Aymar praised the Japanese-and American-made equipment that, he said, worked without difficulty on the first 17-mile clockwise trip of the beam of the Large Hadron Collider at CERN.
|Dressed in a pajama, Fermilab Director Pier Oddone (center) spoke via videoconference to scientists at CERN during the LHC startup celebration. QuarkNet students from several states as well as Mike Procario, DOE, Jim Reidy, NSF, and Harry Weerts, Argonne, joined in.
In less than an hour, a team of accelerator experts managed to send the first beam all the way around the 17-mile LHC ring.
During the three-hour pajama party held at Fermilab, few people ever sat down. They stayed glued to the live television video feed of the beam's progress around the LHC ring. The crowd of scientists, journalists, elected officials and science fans gathered at 1:30 a.m., many in robes, slippers and footy pajamas, to listen intently to speeches by members of the CMS and ATLAS collaborations as well as U.S. science funding agencies and leaders of DESY, KEK, Fermilab and CERN. Representatives of DOE and NSF reiterated their long-term commitment to the LHC.

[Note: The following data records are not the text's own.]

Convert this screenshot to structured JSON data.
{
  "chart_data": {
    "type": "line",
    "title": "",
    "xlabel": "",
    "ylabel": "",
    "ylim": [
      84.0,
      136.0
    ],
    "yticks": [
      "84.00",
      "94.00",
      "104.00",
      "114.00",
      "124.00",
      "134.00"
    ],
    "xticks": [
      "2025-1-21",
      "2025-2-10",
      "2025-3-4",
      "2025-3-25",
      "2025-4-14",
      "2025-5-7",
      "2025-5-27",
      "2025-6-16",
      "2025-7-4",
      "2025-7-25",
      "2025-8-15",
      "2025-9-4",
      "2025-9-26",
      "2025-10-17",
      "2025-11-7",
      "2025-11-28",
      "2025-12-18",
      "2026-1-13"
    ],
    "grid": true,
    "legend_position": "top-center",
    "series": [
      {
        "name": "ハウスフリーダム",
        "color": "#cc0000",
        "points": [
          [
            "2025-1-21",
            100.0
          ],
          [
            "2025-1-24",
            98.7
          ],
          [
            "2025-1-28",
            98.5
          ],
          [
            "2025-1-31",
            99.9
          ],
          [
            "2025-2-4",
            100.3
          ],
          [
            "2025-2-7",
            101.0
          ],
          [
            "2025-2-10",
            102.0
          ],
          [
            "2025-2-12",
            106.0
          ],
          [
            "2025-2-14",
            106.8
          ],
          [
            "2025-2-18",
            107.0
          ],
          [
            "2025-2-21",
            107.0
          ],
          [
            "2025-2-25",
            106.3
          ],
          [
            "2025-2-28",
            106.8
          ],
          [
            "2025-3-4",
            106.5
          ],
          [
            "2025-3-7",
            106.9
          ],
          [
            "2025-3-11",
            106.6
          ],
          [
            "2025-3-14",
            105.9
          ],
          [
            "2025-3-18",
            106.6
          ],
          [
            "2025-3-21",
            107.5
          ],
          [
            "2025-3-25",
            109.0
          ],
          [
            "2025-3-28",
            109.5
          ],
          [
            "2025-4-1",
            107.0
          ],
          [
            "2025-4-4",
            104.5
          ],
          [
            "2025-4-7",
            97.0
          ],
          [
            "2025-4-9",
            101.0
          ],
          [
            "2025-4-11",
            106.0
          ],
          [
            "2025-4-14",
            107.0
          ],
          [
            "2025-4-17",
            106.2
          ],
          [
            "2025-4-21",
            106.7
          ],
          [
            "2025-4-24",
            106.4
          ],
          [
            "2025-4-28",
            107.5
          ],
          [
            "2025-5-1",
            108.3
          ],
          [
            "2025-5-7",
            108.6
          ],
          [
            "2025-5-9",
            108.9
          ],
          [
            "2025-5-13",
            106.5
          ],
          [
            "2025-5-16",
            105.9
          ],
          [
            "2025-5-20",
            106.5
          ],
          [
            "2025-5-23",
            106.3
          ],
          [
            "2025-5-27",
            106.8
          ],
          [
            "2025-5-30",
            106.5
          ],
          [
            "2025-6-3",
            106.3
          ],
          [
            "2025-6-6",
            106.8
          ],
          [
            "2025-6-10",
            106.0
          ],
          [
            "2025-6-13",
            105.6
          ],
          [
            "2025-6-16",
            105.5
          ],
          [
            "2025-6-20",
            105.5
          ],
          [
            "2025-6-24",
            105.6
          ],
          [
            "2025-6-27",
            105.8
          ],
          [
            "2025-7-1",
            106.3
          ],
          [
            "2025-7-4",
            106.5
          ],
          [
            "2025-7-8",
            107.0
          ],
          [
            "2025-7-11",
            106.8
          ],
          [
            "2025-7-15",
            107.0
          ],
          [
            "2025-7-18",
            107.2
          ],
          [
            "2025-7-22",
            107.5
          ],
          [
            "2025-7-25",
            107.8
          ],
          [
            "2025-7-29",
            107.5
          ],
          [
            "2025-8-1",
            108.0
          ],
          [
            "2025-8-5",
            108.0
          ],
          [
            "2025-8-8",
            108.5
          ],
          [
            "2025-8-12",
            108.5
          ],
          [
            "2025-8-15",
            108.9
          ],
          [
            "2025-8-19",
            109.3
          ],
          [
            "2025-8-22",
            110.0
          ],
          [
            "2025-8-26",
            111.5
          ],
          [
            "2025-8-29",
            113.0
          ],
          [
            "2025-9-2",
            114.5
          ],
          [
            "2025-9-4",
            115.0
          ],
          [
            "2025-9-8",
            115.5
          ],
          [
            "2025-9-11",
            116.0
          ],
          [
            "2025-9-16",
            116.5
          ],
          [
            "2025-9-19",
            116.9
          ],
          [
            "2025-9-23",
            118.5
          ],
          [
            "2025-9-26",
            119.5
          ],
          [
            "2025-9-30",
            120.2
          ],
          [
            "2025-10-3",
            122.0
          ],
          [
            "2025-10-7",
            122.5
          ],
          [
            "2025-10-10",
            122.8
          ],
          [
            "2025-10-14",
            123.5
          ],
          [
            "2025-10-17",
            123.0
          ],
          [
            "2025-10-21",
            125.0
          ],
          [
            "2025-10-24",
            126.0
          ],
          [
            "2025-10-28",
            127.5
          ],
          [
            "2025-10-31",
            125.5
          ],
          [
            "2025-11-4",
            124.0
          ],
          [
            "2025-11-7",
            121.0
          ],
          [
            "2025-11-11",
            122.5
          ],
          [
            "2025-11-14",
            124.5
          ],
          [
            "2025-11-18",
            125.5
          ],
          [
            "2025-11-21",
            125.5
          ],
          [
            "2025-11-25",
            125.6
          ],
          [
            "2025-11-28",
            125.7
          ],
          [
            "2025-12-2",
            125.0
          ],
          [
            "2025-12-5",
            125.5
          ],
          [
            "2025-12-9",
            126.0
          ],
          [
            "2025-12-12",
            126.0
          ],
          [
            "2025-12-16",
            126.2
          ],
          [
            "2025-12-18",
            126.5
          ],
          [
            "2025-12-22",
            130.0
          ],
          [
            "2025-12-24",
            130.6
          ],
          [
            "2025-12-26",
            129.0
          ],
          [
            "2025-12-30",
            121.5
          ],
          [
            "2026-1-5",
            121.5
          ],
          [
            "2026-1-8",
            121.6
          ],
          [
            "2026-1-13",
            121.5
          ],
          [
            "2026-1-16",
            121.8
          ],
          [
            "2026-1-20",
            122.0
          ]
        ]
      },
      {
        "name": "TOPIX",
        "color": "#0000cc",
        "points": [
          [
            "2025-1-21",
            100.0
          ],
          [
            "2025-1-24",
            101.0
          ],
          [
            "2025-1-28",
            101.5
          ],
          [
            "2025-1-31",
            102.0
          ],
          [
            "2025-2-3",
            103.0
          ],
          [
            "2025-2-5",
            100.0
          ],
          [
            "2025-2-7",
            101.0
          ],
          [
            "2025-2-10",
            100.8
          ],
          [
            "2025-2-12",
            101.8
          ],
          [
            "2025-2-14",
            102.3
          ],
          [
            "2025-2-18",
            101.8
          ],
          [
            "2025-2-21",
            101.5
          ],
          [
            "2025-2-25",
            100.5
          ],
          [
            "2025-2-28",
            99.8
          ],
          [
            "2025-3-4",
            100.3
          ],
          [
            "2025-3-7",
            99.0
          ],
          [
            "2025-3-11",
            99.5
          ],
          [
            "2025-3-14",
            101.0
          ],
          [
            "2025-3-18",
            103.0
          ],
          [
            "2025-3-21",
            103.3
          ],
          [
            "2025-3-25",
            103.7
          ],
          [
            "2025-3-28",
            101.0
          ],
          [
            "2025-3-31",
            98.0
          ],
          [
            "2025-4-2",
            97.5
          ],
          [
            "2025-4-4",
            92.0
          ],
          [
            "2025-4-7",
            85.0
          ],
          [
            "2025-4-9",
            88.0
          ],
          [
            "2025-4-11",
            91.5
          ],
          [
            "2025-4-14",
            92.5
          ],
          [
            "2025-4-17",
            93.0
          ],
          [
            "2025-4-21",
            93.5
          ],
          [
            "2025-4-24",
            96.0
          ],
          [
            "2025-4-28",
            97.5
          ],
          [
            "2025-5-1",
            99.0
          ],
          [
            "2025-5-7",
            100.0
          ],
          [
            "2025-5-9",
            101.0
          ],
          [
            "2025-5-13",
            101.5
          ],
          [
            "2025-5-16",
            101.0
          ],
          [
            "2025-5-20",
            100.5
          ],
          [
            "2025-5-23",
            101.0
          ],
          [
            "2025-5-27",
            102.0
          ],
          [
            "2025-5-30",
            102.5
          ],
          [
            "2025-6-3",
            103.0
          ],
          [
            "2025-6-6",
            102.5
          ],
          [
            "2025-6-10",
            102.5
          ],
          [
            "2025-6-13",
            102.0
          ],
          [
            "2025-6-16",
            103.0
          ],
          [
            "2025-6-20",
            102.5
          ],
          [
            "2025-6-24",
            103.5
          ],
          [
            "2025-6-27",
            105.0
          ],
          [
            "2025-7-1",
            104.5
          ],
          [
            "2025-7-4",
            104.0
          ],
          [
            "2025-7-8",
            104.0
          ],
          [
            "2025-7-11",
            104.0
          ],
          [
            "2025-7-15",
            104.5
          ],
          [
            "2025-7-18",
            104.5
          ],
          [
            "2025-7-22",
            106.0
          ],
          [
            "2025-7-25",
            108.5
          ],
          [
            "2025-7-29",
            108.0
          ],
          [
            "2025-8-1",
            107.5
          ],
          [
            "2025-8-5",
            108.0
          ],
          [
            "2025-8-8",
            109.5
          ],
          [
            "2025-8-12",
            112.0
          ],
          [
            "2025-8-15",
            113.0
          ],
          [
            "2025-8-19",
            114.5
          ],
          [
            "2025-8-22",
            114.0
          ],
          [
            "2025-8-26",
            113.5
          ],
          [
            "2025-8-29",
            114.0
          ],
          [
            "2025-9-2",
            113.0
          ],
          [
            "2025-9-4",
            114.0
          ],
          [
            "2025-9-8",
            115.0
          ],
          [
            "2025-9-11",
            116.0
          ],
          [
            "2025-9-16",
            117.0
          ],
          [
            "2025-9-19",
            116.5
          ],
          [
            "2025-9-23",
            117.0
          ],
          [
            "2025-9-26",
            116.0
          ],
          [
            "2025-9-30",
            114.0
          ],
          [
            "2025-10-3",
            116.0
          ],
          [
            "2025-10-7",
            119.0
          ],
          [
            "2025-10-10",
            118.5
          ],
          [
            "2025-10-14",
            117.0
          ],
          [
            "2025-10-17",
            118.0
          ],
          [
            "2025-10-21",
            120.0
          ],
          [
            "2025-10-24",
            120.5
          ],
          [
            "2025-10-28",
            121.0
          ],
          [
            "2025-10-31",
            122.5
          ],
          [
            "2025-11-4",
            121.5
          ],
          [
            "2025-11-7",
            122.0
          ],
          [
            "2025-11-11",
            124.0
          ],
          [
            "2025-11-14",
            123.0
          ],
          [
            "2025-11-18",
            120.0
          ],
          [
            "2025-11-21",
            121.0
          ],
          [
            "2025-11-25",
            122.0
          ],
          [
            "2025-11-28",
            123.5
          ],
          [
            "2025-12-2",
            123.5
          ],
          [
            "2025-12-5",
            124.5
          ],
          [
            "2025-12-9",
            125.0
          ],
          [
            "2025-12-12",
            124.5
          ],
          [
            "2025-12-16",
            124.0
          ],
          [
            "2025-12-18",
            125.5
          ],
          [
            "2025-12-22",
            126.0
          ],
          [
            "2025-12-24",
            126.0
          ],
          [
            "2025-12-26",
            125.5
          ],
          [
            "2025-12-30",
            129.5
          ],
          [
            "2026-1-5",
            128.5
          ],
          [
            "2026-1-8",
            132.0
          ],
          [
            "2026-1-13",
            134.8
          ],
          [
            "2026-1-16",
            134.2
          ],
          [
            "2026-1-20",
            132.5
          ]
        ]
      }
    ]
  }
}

The initial flash of light as the beam passed the first check point drew thunderous applause as did its passage of the ATLAS and CMS experiment detectors. Streamers rained down on parts of the crowd.
The beam, traveling at close to the speed of light, made a staged journey past eight points along the ring. The step-by-step progression of the beam ensured that scientists could tune the machine during breaks to make sure that the beam would not go off alignment.
"We are all really impressed the beam made it around. Up until tonight they had really only made it three-eighths of the way around," said Fermilab’s Eric Prebys, an accelerator scientist. "This is just excellent."
Pier Oddone, Fermilab director, called it a testament to the Internet and the international partnerships forged in high-energy physics that the culmination of two decades of work could be shared globally.
"This is the signature of our field that the whole world comes together to make things happen," Oddone said.
Well before the beam was injected, the U.S. LHC and CERN Web sites shut down from an overload of people trying to view the official launch of the world's largest and most complex scientific experiment.
Aymar, who thanked the U.S. national laboratories for their contributions, said that the impending discovery at the LHC will serve as a tribute to the cooperation of the world.